As multiple HIV vaccines begin human trials, a Maryland biotech company’s work on an HIV treatment moves forward as well with the FDA OK to expand human trials beyond one patient.
Rockville, MD’s American Gene Technologies (AGT) announced earlier this month that it received unanimous approval from the U.S. Food and Drug Administration’s Data and Safety Monitoring Board to continue human trials of its HIV/AIDS treatment, AGT103-T. The news comes as AGT revealed that the first patient to receive the AGT103-T treatment encoutered “no adverse side effects.”
AGT is now free to add more participants as it continues to test the efficacy and safety of the company’s treatment in protecting human bodies from HIV infection. Trials have shown the therapy to be successful in stopping HIV infection in human cells in laboratory settings. According to the Washington Blade, AGT CEO Jeff Galvin stated that six more patients are scheduled to be added to the trials over the next weeks and months.
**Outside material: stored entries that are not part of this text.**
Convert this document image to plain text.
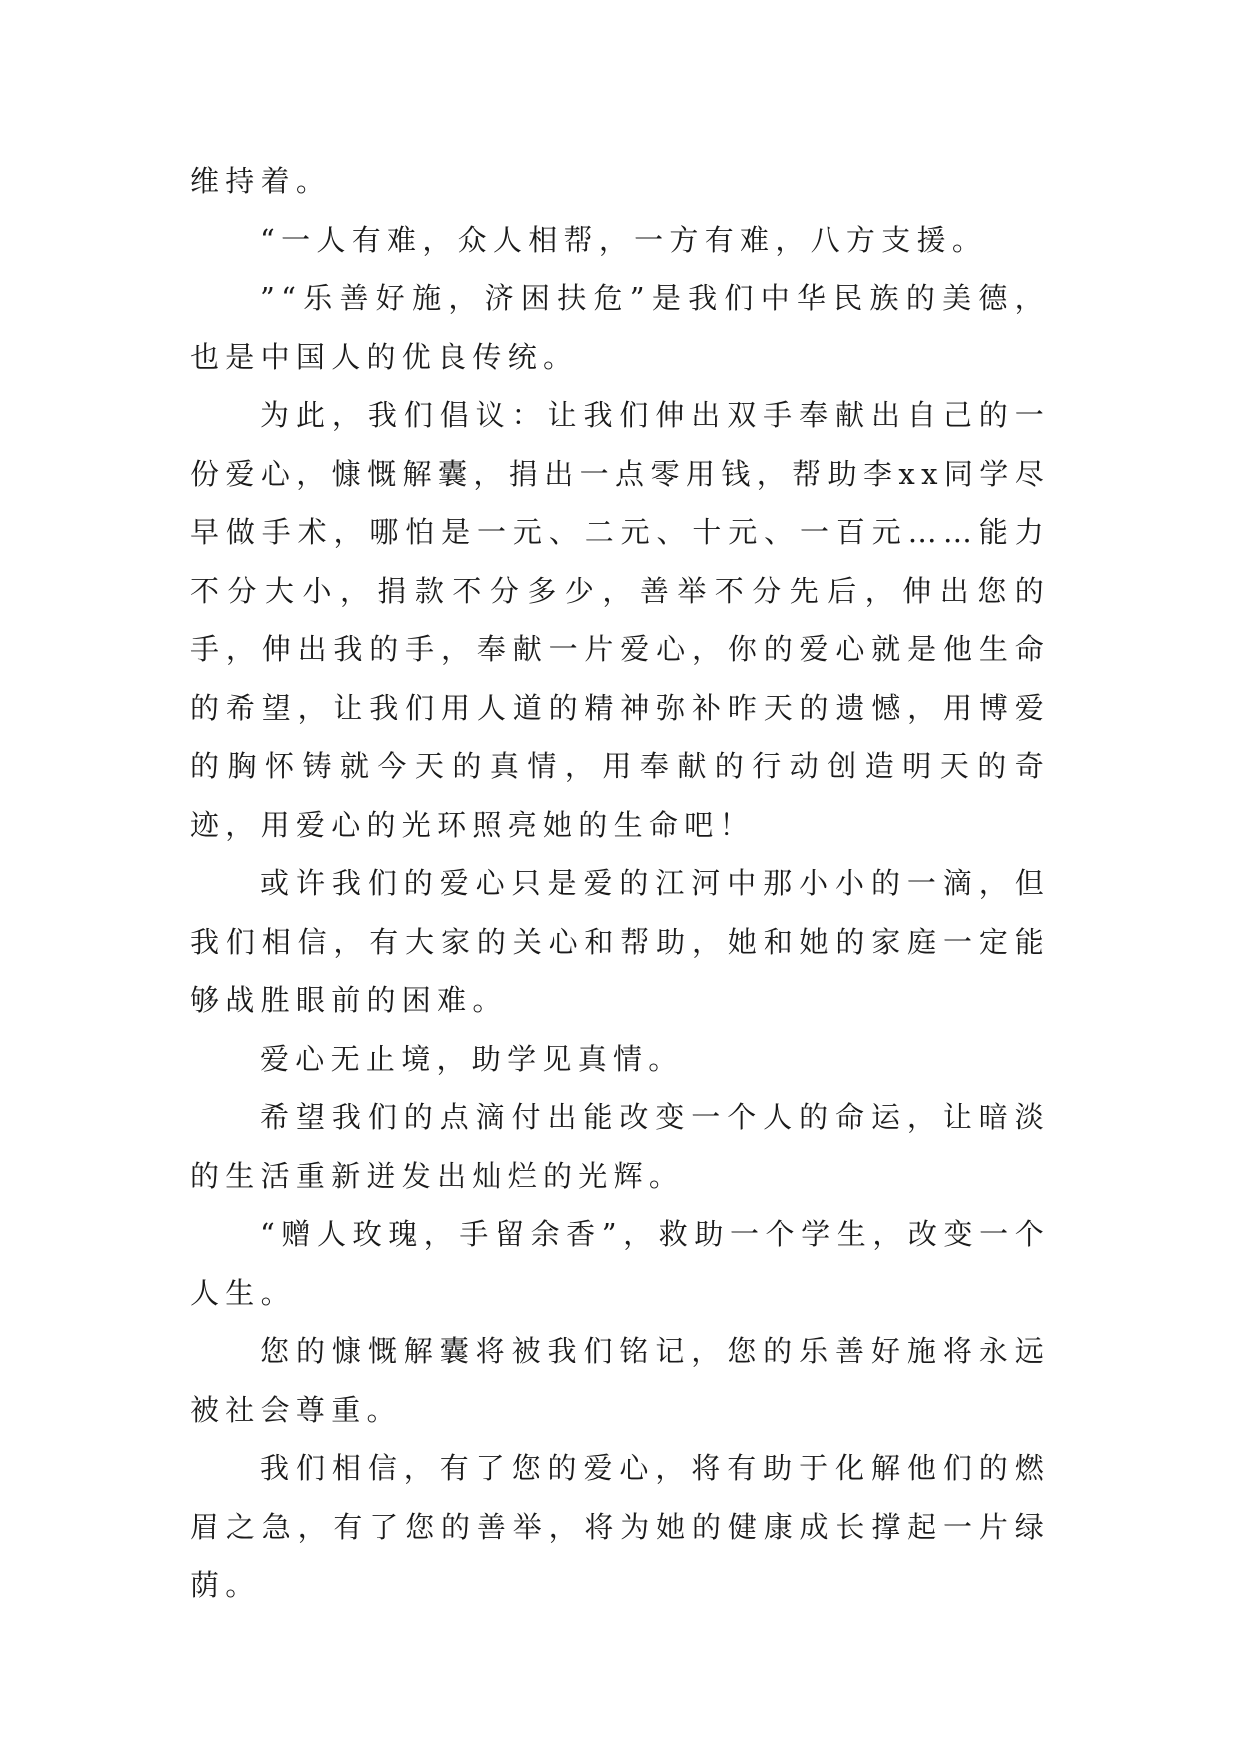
维持着。

“一人有难，众人相帮，一方有难，八方支援。

”“乐善好施，济困扶危”是我们中华民族的美德，也是中国人的优良传统。

为此，我们倡议：让我们伸出双手奉献出自己的一份爱心，慷慨解囊，捐出一点零用钱，帮助李xx同学尽早做手术，哪怕是一元、二元、十元、一百元……能力不分大小，捐款不分多少，善举不分先后，伸出您的手，伸出我的手，奉献一片爱心，你的爱心就是他生命的希望，让我们用人道的精神弥补昨天的遗憾，用博爱的胸怀铸就今天的真情，用奉献的行动创造明天的奇迹，用爱心的光环照亮她的生命吧！

或许我们的爱心只是爱的江河中那小小的一滴，但我们相信，有大家的关心和帮助，她和她的家庭一定能够战胜眼前的困难。

爱心无止境，助学见真情。

希望我们的点滴付出能改变一个人的命运，让暗淡的生活重新迸发出灿烂的光辉。

“赠人玫瑰，手留余香”，救助一个学生，改变一个人生。

您的慷慨解囊将被我们铭记，您的乐善好施将永远被社会尊重。

我们相信，有了您的爱心，将有助于化解他们的燃眉之急，有了您的善举，将为她的健康成长撑起一片绿荫。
“If this works, they will be permanently immune from HIV,” Galvin said during a July 29 presentation at AGT headquarters. “Just think what this can do with the epidemic. We all have something to be excited about … keep your fingers crossed. Let’s all keep hoping and praying.”
According to the company, AGT103-T treats HIV/AIDS by inducing “durable viral suppression” to HIV through “delivering therapeutic genes to the recipient’s immune cells” that will help cells “survive attack by HIV and durably suppress the virus at undetectable levels.” If the treatment works as intended, it will usher in a new era of HIV/AIDS treatment that doesn’t require the use of lifelong antiretroviral drugs.
“Since the late 1980s, antiretroviral drugs have prevented AIDS, HIV transmission, and mortality in persons living with HIV and, in some cases, have been used prophylactically to prevent new infections,” AGT said in a statement. “However, no approved treatments can cure HIV. AGT is committed to addressing this unmet medical need.”
The news comes as mRNA biotech research firm and Covid-19 vaccine developer Moderna prepares human trials of its mRNA HIV Vaccine. The University of Oxford is also enveloped in testing a separate HIV vaccine, HIVconsvX, in multiple European and African nations.